Let there be light is one of the most famous quotes that have ever been quoted, but we’re not sure where it might have even come from. Any ideas – or should we say lightbulbs? Here are some of the best light puns that will surely lighten up your day. Have fun!
Horrible Hilarious Light Puns
What’s the difference between a big, hairy biker and a lightbulb? You won’t cry for an hour after you’ve blown a lightbulb.
What’s the only thing you can do right by screwing it up? Changing a lightbulb.
Where is the worst place you could put a lightbulb? Your stomach.
Why did the singer request a lightbulb from the waiter during his intermission? Because he felt like a light lunch.
What’s the worst thing to do with an old lightbulb? Salad.
What makes a lightbulb extremely dangerous? Moving at 20 miles per hour.
Why do people turn the light off before they go to sleep? Because humans aren’t nocturnal.
Why do we call it a lightbulb? Because we don’t call it a lightglobe.
What should you do when a lightbulb won’t turn on? Try giving it Viagra.
How do you turn a light on? Fetish gear.
Who really invented the lightbulb? Guy Fawkes.
What travels faster than the speed of light? The speed of office gossip.
What’s the most dangerous part of a lightbulb? The spark.
How do you make a clown even more terrifying? Switch the bedroom light on.
What’s the difference between a light on and a hard on? Most people can still sleep with a light on.
How many religious clerics will it take to change a lightbulb? Nun.
Why do cars have lights at the front? Because we’re not driving them sideways.
How do you know if there’s been a recent hurricane in town? There’s a hole where the light in your roof should be.
Great Funny Light Puns
Why does the Bible say that God invented light?
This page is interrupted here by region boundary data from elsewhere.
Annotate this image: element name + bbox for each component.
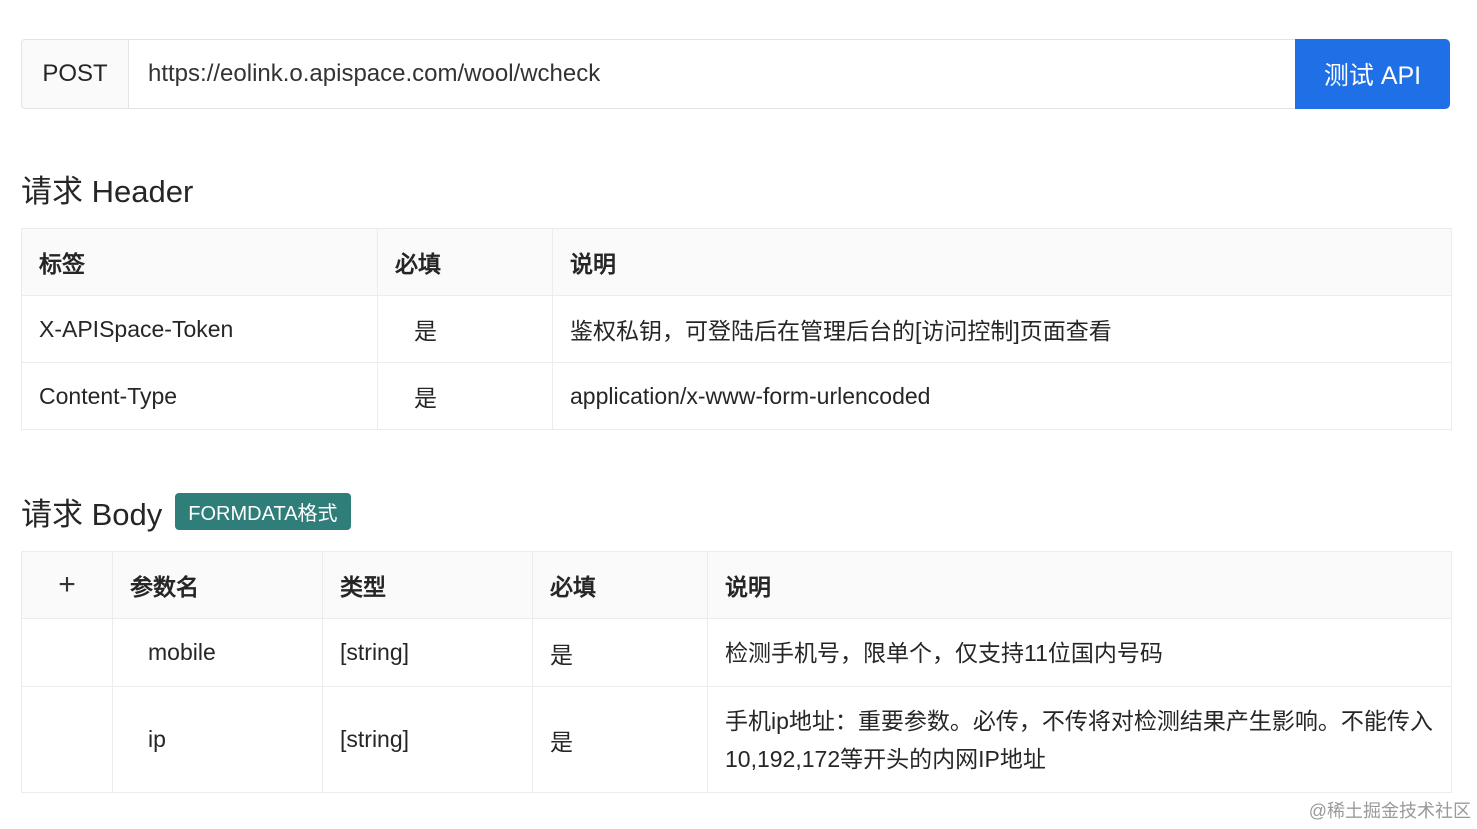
param-required: 是 <box>532 686 708 793</box>
body-section-title-text: 请求 Body <box>21 497 163 532</box>
param-description: 手机ip地址：重要参数。必传，不传将对检测结果产生影响。不能传入10,192,1… <box>707 686 1452 793</box>
header-table: 标签 必填 说明 X-APISpace-Token 是 鉴权私钥，可登陆后在管理… <box>21 228 1452 430</box>
expand-all-cell: + <box>21 551 113 619</box>
param-name: mobile <box>112 618 323 687</box>
param-type: [string] <box>322 618 533 687</box>
watermark: @稀土掘金技术社区 <box>1308 801 1471 821</box>
param-required: 是 <box>532 618 708 687</box>
param-type: [string] <box>322 686 533 793</box>
header-description: 鉴权私钥，可登陆后在管理后台的[访问控制]页面查看 <box>552 295 1452 363</box>
header-label: Content-Type <box>21 362 378 430</box>
header-description: application/x-www-form-urlencoded <box>552 362 1452 430</box>
request-url[interactable]: https://eolink.o.apispace.com/wool/wchec… <box>129 40 1295 108</box>
body-table: + 参数名 类型 必填 说明 mobile [string] 是 检测手机号，限… <box>21 551 1452 793</box>
request-url-bar: POST https://eolink.o.apispace.com/wool/… <box>21 39 1450 109</box>
param-name: ip <box>112 686 323 793</box>
header-section-title-text: 请求 Header <box>21 174 194 209</box>
plus-icon[interactable]: + <box>58 568 76 601</box>
header-table-head: 标签 必填 说明 <box>21 228 1452 296</box>
table-row: ip [string] 是 手机ip地址：重要参数。必传，不传将对检测结果产生影… <box>21 686 1452 793</box>
param-description: 检测手机号，限单个，仅支持11位国内号码 <box>707 618 1452 687</box>
col-required: 必填 <box>532 551 708 619</box>
body-table-head: + 参数名 类型 必填 说明 <box>21 551 1452 619</box>
format-badge: FORMDATA格式 <box>175 493 351 530</box>
col-description: 说明 <box>552 228 1452 296</box>
table-row: mobile [string] 是 检测手机号，限单个，仅支持11位国内号码 <box>21 618 1452 687</box>
header-required: 是 <box>377 295 553 363</box>
http-method: POST <box>22 40 129 108</box>
header-label: X-APISpace-Token <box>21 295 378 363</box>
header-required: 是 <box>377 362 553 430</box>
expand-cell <box>21 686 113 793</box>
col-param-name: 参数名 <box>112 551 323 619</box>
body-section-title: 请求 Body FORMDATA格式 <box>21 489 351 534</box>
test-api-button[interactable]: 测试 API <box>1295 39 1450 109</box>
api-doc-page: POST https://eolink.o.apispace.com/wool/… <box>0 0 1477 829</box>
header-section-title: 请求 Header <box>21 166 193 211</box>
table-row: Content-Type 是 application/x-www-form-ur… <box>21 362 1452 430</box>
col-label: 标签 <box>21 228 378 296</box>
expand-cell <box>21 618 113 687</box>
col-required: 必填 <box>377 228 553 296</box>
col-description: 说明 <box>707 551 1452 619</box>
col-type: 类型 <box>322 551 533 619</box>
table-row: X-APISpace-Token 是 鉴权私钥，可登陆后在管理后台的[访问控制]… <box>21 295 1452 363</box>
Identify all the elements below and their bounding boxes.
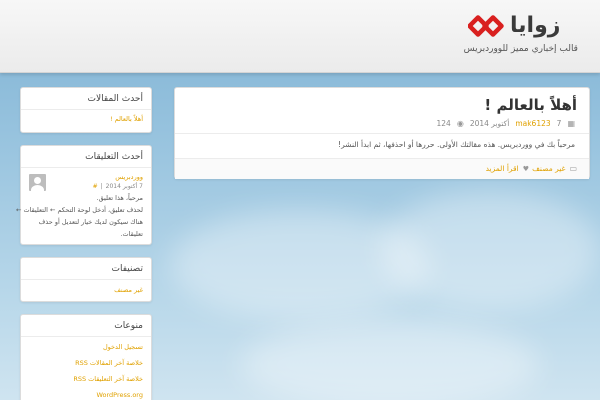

Because nobody wants to admit they created disco music.
What do you call a light that suddenly goes off? Memory loss.
What do you call that cool little gadget in Harry Potter that switches all the lights off the moment Dumbledore takes it out of his pocket? A roofie.
What was the most impressive lightbulb of all time? The Big Bang.
How do you turn a light on? Tell it some sexy things in the dark.
What can you do with an old lightbulb? Meth.
Why did everyone want to ask the lightbulb out on a date? Because they’re pretty easy to turn on.
What did Kurt Cobain yell every time someone turned his light on? With the lights out, entertain us!
Why was the lightbulb arrested by the police? Because he was flashing at someone in the park at night.
How do you tell an old lightbulb from a new one? The price.
Why are people scared of clowns? Because clowns can also exist in the dark.
Funny Lighting One Liners
Why should you always kill the lights in your house before you go to sleep? So that they don’t kill you first.
What do you call a light that doesn’t go off? Radiated, you should probably stay away from it.
What’s the worst question to ask someone if they’ve lost everything in a house fire? Whether they’ve got a light.
What do you call a pizza that hits the roof when you try to flip it? Lighter than you expected.
What is the most important change regarding the Olympic torch in modern times as opposed to ancient times? Today the torch isn’t used to light the ones who lose.
How did the Wise Men from the Bible know which light they were supposed to follow to their destination? Garmin.
Where were the very first Christmas lights in the world fired up? Salem.
How many company CEOs do you need to change a lightbulb? One to do it, and three other people to form a board writing a report about why it had to be done.
What should you do if you have a sudden idea for a startup company? Pluck the lightbulb before you do anything else.
Great Puns About Light
What should most people consider changing about their sex lives? The lighting.
How do you make someone less likely to rob a store? Switch on the lights while they’re doing it.
Where is the worst place you and your spouse could go for a holiday? Into the light.
Why is mozzarella considered a lighter cheese when compared to others like cheddar? Because it prefers to spend less time in the sun.
What’s the worst thing you can put on a pizza if you own a restaurant? Lightbulb shards.
Did you hear about the lightbulb who went to college? His teachers used to say that he was a real bright spark!
What is the filament found inside most older lightbulbs made from? Ancient voodoo fire magic.
Why wasn’t Thomas Edison invited to more parties? Because when it comes to drinking and partying, he was known to be a little light.
What do you call a close up study of the sun’s rays? Surely it’s called a blind study.
What happens if you touch a lightbulb? You’ll get charged.
What’s the most crucial thing to remember if you want to turn a light on? Asking first.
Why does the sun emit light? Because unlike the moon, it’s not made from cheese.